To be honest; to be kind; to earn a little; to spend a little less; to make upon the whole a family happier for his presence; to renounce when that shall be necessary and not to be embittered; to keep a few friends, but these without capitulation; above all, on the same grim condition, to keep friends with himself—here is a task for all that man has of fortitude and delicacy.

It is a far cry from San Francisco to Saranac, yet Stevenson is their connecting chain, with the late Harry Widener's amazing collection of Stevensoniana, in his memorial library at Harvard, as a link. The Saranac cottage, which on the day of my visit was surrounded by the sweetest lilac blooms that ever perfumed the air, is still a place of pilgrimage, and one by one new articles of interest are being added to the collection. It was pleasant indeed to find an English author thus honoured. Later, in Central Park, New York, I was to find statues of Shakespeare, Burns and Sir Walter Scott.

It was, oddly enough, in the Adirondacks that I came upon my only experience of simplified spelling in the land of its birth. It was in that pleasant home from home, the Lake Placid Club, where one is adjured to close the door "tyt" as one leaves a room; where one drinks "cofi"; and where that most necessary and mysterious of the functionaries of life, the physician, is able to watch his divinity dwindle and his dignity disappear under the style "fizisn."


STORIES AND HUMOURISTS

I heard many stories in America, where every one is a raconteur, but none was better than this, which my San Francisco host narrated, from his own experience, as the most perfect example of an honest answer ever given. When a boy, he said, he was much in the company of an old trapper in the Californian mountains. During one of their expeditions together he noticed that a camp meeting was to be held, and out of curiosity he persuaded Reuben to attend it with him. Perched on a back seat, they were watching the scene when an elderly Evangelical sister placed herself beside the old hunter, laid her hand on his arm, and asked him if he loved Jesus. He pondered for some moments and then replied thus: "Waal, ma'am, I can't go so far as to say that I love Him. I can't go so far as that. But, by gosh, I'll say this—I ain't got nothin' agin Him."

The funniest spontaneous thing I heard said was the remark of a farmer in the Adirondacks in reply to my question, Had they recovered up there, from the recent war? "Yes," he said, they had; adding brightly, "Quite a war, wasn't it?"

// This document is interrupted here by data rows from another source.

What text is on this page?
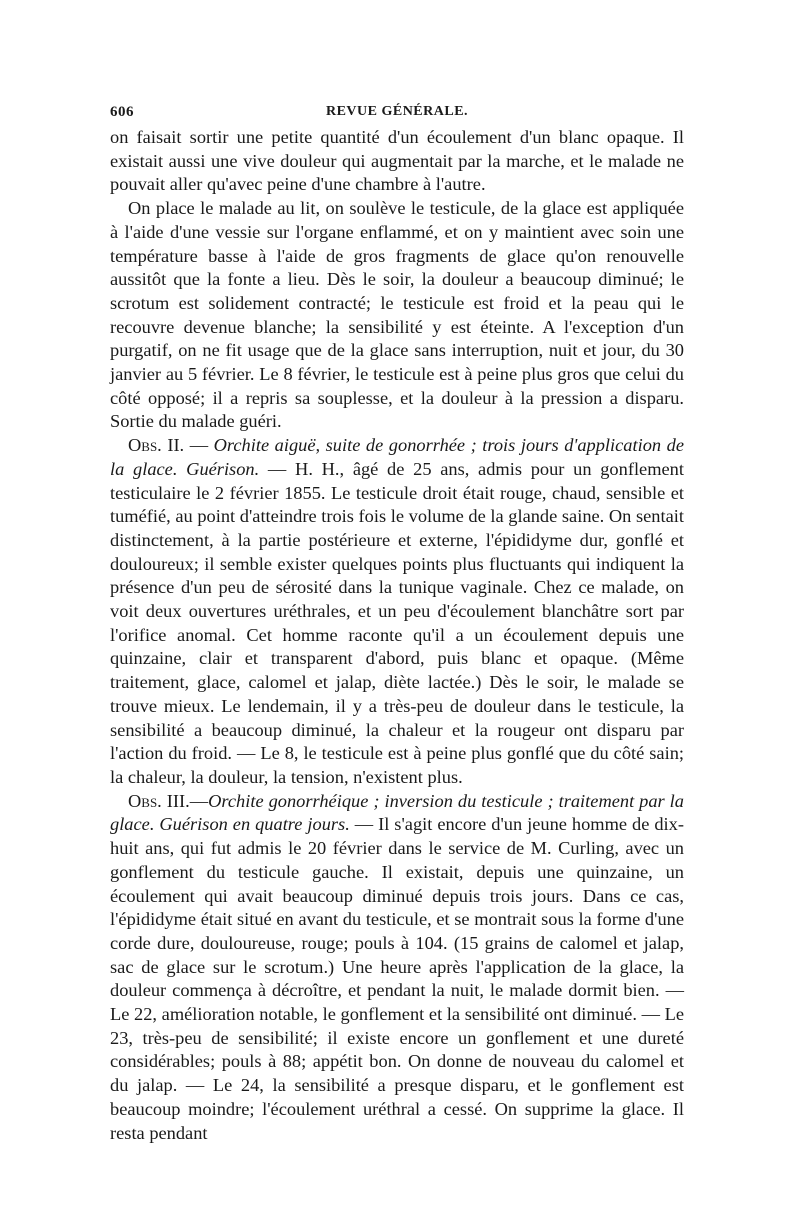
606	REVUE GÉNÉRALE.

on faisait sortir une petite quantité d'un écoulement d'un blanc opaque. Il existait aussi une vive douleur qui augmentait par la marche, et le malade ne pouvait aller qu'avec peine d'une chambre à l'autre.

On place le malade au lit, on soulève le testicule, de la glace est appliquée à l'aide d'une vessie sur l'organe enflammé, et on y maintient avec soin une température basse à l'aide de gros fragments de glace qu'on renouvelle aussitôt que la fonte a lieu. Dès le soir, la douleur a beaucoup diminué; le scrotum est solidement contracté; le testicule est froid et la peau qui le recouvre devenue blanche; la sensibilité y est éteinte. A l'exception d'un purgatif, on ne fit usage que de la glace sans interruption, nuit et jour, du 30 janvier au 5 février. Le 8 février, le testicule est à peine plus gros que celui du côté opposé; il a repris sa souplesse, et la douleur à la pression a disparu. Sortie du malade guéri.

Obs. II. — Orchite aiguë, suite de gonorrhée ; trois jours d'application de la glace. Guérison. — H. H., âgé de 25 ans, admis pour un gonflement testiculaire le 2 février 1855. Le testicule droit était rouge, chaud, sensible et tuméfié, au point d'atteindre trois fois le volume de la glande saine. On sentait distinctement, à la partie postérieure et externe, l'épididyme dur, gonflé et douloureux; il semble exister quelques points plus fluctuants qui indiquent la présence d'un peu de sérosité dans la tunique vaginale. Chez ce malade, on voit deux ouvertures uréthrales, et un peu d'écoulement blanchâtre sort par l'orifice anomal. Cet homme raconte qu'il a un écoulement depuis une quinzaine, clair et transparent d'abord, puis blanc et opaque. (Même traitement, glace, calomel et jalap, diète lactée.) Dès le soir, le malade se trouve mieux. Le lendemain, il y a très-peu de douleur dans le testicule, la sensibilité a beaucoup diminué, la chaleur et la rougeur ont disparu par l'action du froid. — Le 8, le testicule est à peine plus gonflé que du côté sain; la chaleur, la douleur, la tension, n'existent plus.

Obs. III.—Orchite gonorrhéique ; inversion du testicule ; traitement par la glace. Guérison en quatre jours. — Il s'agit encore d'un jeune homme de dix-huit ans, qui fut admis le 20 février dans le service de M. Curling, avec un gonflement du testicule gauche. Il existait, depuis une quinzaine, un écoulement qui avait beaucoup diminué depuis trois jours. Dans ce cas, l'épididyme était situé en avant du testicule, et se montrait sous la forme d'une corde dure, douloureuse, rouge; pouls à 104. (15 grains de calomel et jalap, sac de glace sur le scrotum.) Une heure après l'application de la glace, la douleur commença à décroître, et pendant la nuit, le malade dormit bien. — Le 22, amélioration notable, le gonflement et la sensibilité ont diminué. — Le 23, très-peu de sensibilité; il existe encore un gonflement et une dureté considérables; pouls à 88; appétit bon. On donne de nouveau du calomel et du jalap. — Le 24, la sensibilité a presque disparu, et le gonflement est beaucoup moindre; l'écoulement uréthral a cessé. On supprime la glace. Il resta pendant
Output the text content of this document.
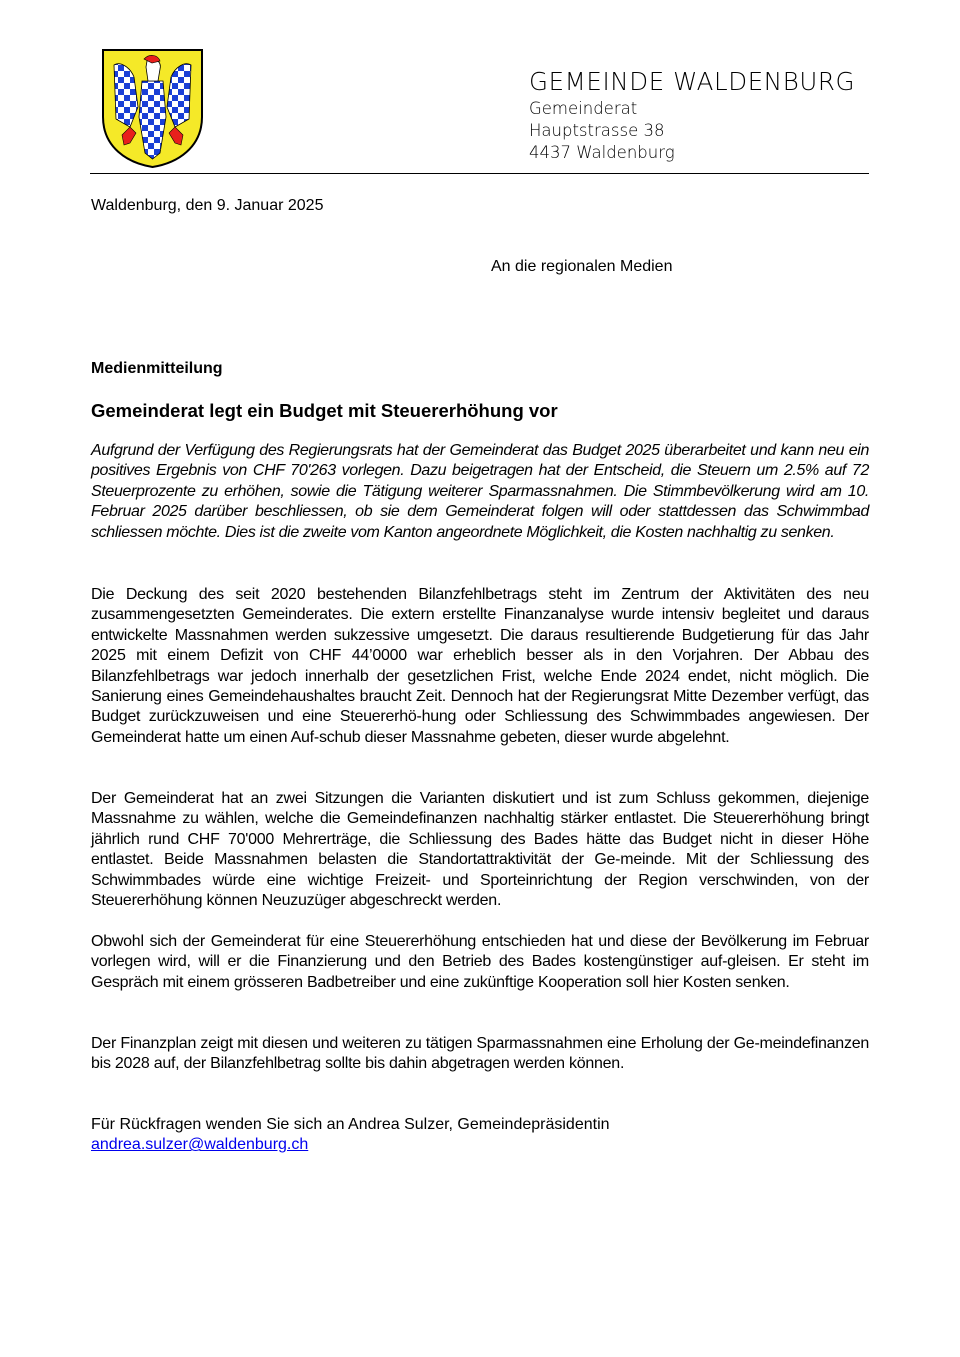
GEMEINDE WALDENBURG
Gemeinderat
Hauptstrasse 38
4437 Waldenburg
Waldenburg, den 9. Januar 2025
An die regionalen Medien
Medienmitteilung
Gemeinderat legt ein Budget mit Steuererhöhung vor
Aufgrund der Verfügung des Regierungsrats hat der Gemeinderat das Budget 2025 überarbeitet und kann neu ein positives Ergebnis von CHF 70'263 vorlegen. Dazu beigetragen hat der Entscheid, die Steuern um 2.5% auf 72 Steuerprozente zu erhöhen, sowie die Tätigung weiterer Sparmassnahmen. Die Stimmbevölkerung wird am 10. Februar 2025 darüber beschliessen, ob sie dem Gemeinderat folgen will oder stattdessen das Schwimmbad schliessen möchte. Dies ist die zweite vom Kanton angeordnete Möglichkeit, die Kosten nachhaltig zu senken.
Die Deckung des seit 2020 bestehenden Bilanzfehlbetrags steht im Zentrum der Aktivitäten des neu zusammengesetzten Gemeinderates. Die extern erstellte Finanzanalyse wurde intensiv begleitet und daraus entwickelte Massnahmen werden sukzessive umgesetzt. Die daraus resultierende Budgetierung für das Jahr 2025 mit einem Defizit von CHF 44’0000 war erheblich besser als in den Vorjahren. Der Abbau des Bilanzfehlbetrags war jedoch innerhalb der gesetzlichen Frist, welche Ende 2024 endet, nicht möglich. Die Sanierung eines Gemeindehaushaltes braucht Zeit. Dennoch hat der Regierungsrat Mitte Dezember verfügt, das Budget zurückzuweisen und eine Steuererhö-hung oder Schliessung des Schwimmbades angewiesen. Der Gemeinderat hatte um einen Auf-schub dieser Massnahme gebeten, dieser wurde abgelehnt.
Der Gemeinderat hat an zwei Sitzungen die Varianten diskutiert und ist zum Schluss gekommen, diejenige Massnahme zu wählen, welche die Gemeindefinanzen nachhaltig stärker entlastet. Die Steuererhöhung bringt jährlich rund CHF 70'000 Mehrerträge, die Schliessung des Bades hätte das Budget nicht in dieser Höhe entlastet. Beide Massnahmen belasten die Standortattraktivität der Ge-meinde. Mit der Schliessung des Schwimmbades würde eine wichtige Freizeit- und Sporteinrichtung der Region verschwinden, von der Steuererhöhung können Neuzuzüger abgeschreckt werden.
Obwohl sich der Gemeinderat für eine Steuererhöhung entschieden hat und diese der Bevölkerung im Februar vorlegen wird, will er die Finanzierung und den Betrieb des Bades kostengünstiger auf-gleisen. Er steht im Gespräch mit einem grösseren Badbetreiber und eine zukünftige Kooperation soll hier Kosten senken.
Der Finanzplan zeigt mit diesen und weiteren zu tätigen Sparmassnahmen eine Erholung der Ge-meindefinanzen bis 2028 auf, der Bilanzfehlbetrag sollte bis dahin abgetragen werden können.
Für Rückfragen wenden Sie sich an Andrea Sulzer, Gemeindepräsidentin
andrea.sulzer@waldenburg.ch
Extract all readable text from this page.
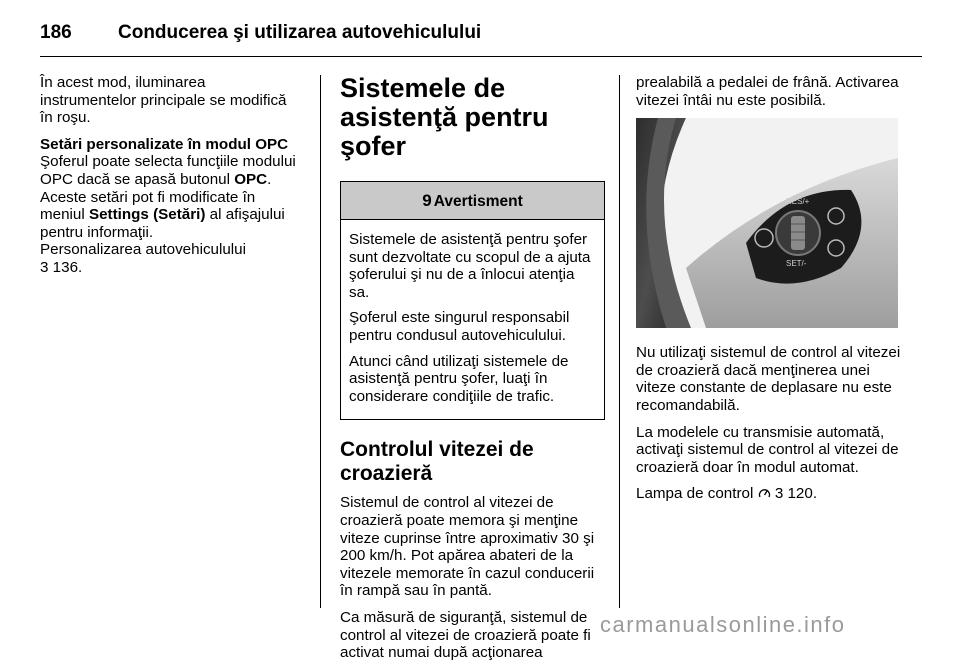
186 Conducerea şi utilizarea autovehiculului

În acest mod, iluminarea instrumentelor principale se modifică în roşu.

Setări personalizate în modul OPC

Şoferul poate selecta funcţiile modului OPC dacă se apasă butonul OPC. Aceste setări pot fi modificate în meniul Settings (Setări) al afişajului pentru informaţii.

Personalizarea autovehiculului

3 136.

Sistemele de asistenţă pentru şofer
9 Avertisment

Sistemele de asistenţă pentru şofer sunt dezvoltate cu scopul de a ajuta şoferului şi nu de a înlocui atenţia sa.

Şoferul este singurul responsabil pentru condusul autovehiculului.

Atunci când utilizaţi sistemele de asistenţă pentru şofer, luaţi în considerare condiţiile de trafic.

Controlul vitezei de croazieră

Sistemul de control al vitezei de croazieră poate memora şi menţine viteze cuprinse între aproximativ 30 şi 200 km/h. Pot apărea abateri de la vitezele memorate în cazul conducerii în rampă sau în pantă.

Ca măsură de siguranţă, sistemul de control al vitezei de croazieră poate fi activat numai după acţionarea

prealabilă a pedalei de frână. Activarea vitezei întâi nu este posibilă.

RES/+
SET/-

Nu utilizaţi sistemul de control al vitezei de croazieră dacă menţinerea unei viteze constante de deplasare nu este recomandabilă.

La modelele cu transmisie automată, activaţi sistemul de control al vitezei de croazieră doar în modul automat.

Lampa de control  3 120.

carmanualsonline.info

In a manner of speaking all Americans are humourists. Just as all French people are wits by reason of the epigrammatic structure of their language, so are all Americans humourists by reason of the national stores of picturesque slang and analogy to which they have access. I think that this tendency to resort to a common stock instead of striving after individual exactitude and colour is to be deplored. It discourages thought where thought should be encouraged. Adults are, of course, beyond redemption, but parents might at least do something about it with their children. One of the cleverest American writers whom I met made no effort whatever to get beyond these accepted phrases as he narrated one racy incident after another. With the pen in his hand (or, more probably, the typewriter under his fingers) his sense of epithet is precise; but in his conversational stories men were as mad "as Sam Hill," injuries hurt "like hell," and a knapsack was as heavy "as the devil." We all laughed; but he should have had more of the artist's pride.

Three American professional humourists whom I had the good fortune to meet and be with for some time were Irvin Cobb, Don Marquis, and Oliver Herford, each authentic and each so different. Beneath Mr. Cobb's fun is a mass of ripe experience and sagacity. However playful he may be on the surface one is aware of an almost Johnsonian universality beneath. It would not be extravagant to call his humour the bloom on the fruit of the tree of knowledge (I am talking now only of the three as I found them in conversation). Don Marquis, while equally serious (and all the best humourists are serious at heart), has a more grotesque fancy and is more of a reformer, or, at any rate, a rebel. His dissatisfaction with hypocrisy provoked a scorn that Mr. Cobb is too elemental to entertain. Some day perhaps Don Marquis will induce an editor to print the exercises in unorthodoxy which he has been writing and which, in extract, he repeated to us with such unction; but I doubt it. They are too searching. But that so busy a man should turn aside from his work to dabble in religious satire seemed to me a very interesting thing; for nothing is so unprofitable—except to the honest soul of him who conceives it.